At the start of the year, I applied to five PhD in AI programmes at top UK universities. With the help of a supervisor, I received an offer from one of the universities and was rejected by three universities. Having not heard anything from the final university, I accepted my offer. In June, I was rejected by the fourth university, which I suspect hasn't even looked at my application—I believe they had reached their shortlisting quota before getting to my application.

I am supposed to start my PhD in September, but I have just received an interview invitation from the fourth university because someone has dropped out of the programme.

Is it acceptable to reject my PhD offer after accepting it for another PhD offer? Both universities have strong reputations, and both supervisors have been pleasant. The main advantages of the fourth university are that it's in London, where many large tech companies operate (potential for collaboration), and it's close to home, which means less travelling—I hate travelling.

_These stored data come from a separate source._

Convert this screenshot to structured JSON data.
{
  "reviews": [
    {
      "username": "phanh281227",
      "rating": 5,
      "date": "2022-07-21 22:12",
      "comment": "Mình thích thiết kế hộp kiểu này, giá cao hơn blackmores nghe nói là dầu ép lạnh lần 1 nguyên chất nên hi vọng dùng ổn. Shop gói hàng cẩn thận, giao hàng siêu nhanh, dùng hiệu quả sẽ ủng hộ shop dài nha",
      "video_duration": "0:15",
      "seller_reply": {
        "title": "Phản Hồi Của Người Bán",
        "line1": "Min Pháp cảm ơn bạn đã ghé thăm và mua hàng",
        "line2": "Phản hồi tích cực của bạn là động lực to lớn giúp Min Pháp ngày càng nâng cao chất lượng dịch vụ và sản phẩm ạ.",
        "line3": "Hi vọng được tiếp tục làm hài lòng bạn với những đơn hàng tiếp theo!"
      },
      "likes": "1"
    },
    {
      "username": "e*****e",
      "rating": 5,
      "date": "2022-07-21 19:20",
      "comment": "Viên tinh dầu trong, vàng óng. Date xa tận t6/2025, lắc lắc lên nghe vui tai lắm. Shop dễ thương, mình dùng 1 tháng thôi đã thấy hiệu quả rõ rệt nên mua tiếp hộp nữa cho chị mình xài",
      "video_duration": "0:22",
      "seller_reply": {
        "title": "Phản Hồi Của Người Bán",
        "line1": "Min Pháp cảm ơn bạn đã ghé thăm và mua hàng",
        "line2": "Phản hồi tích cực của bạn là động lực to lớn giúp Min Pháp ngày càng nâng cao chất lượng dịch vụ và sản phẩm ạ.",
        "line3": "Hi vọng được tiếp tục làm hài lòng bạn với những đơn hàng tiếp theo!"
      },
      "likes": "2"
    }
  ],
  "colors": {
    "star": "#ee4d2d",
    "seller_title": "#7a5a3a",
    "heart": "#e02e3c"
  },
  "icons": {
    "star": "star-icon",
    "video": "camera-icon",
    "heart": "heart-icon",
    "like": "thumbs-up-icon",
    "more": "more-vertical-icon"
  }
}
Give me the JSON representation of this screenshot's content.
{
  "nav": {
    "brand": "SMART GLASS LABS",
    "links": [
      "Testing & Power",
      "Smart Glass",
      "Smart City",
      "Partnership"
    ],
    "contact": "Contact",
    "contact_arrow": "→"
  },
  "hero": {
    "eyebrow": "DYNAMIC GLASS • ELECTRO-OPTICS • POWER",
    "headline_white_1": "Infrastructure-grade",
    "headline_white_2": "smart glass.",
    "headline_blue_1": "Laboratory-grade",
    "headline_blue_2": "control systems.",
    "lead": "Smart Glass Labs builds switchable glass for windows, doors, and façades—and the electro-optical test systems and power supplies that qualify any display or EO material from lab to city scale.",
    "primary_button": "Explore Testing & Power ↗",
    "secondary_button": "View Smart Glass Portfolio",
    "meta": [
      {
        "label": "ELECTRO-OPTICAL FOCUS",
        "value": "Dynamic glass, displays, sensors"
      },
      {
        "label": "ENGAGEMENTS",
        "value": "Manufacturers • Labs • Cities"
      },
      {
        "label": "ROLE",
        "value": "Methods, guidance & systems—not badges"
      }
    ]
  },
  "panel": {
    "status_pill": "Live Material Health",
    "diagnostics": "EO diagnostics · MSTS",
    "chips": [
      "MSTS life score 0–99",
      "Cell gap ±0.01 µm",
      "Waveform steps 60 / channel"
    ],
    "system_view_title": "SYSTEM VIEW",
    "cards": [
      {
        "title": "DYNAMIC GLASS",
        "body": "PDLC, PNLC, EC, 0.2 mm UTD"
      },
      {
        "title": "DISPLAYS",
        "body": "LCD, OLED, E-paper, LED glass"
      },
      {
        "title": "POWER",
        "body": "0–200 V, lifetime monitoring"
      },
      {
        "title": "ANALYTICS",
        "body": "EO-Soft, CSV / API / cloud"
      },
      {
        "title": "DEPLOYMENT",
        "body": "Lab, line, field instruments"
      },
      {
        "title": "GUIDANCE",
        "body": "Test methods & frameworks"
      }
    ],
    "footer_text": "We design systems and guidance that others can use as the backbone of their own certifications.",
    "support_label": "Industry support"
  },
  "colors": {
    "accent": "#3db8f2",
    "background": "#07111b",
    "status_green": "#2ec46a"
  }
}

If it is not acceptable to reject my PhD offer, how should I turn down the interview with the other supervisor?


1 Answer 1


Normally yes, you can do this, though if you have signed a legal contract or have accepted things of value, then it might be complicated. But an acceptance isn't normally considered a legal contract.

But this is why universities keep waiting lists and why you got an offer in the first place.

If you decide not to switch, just tell the other supervisor that you've already accepted another offer, so sorry.

And if you decide to switch start the communication with the accepted offer's university ASAP to allow your slot to be refilled.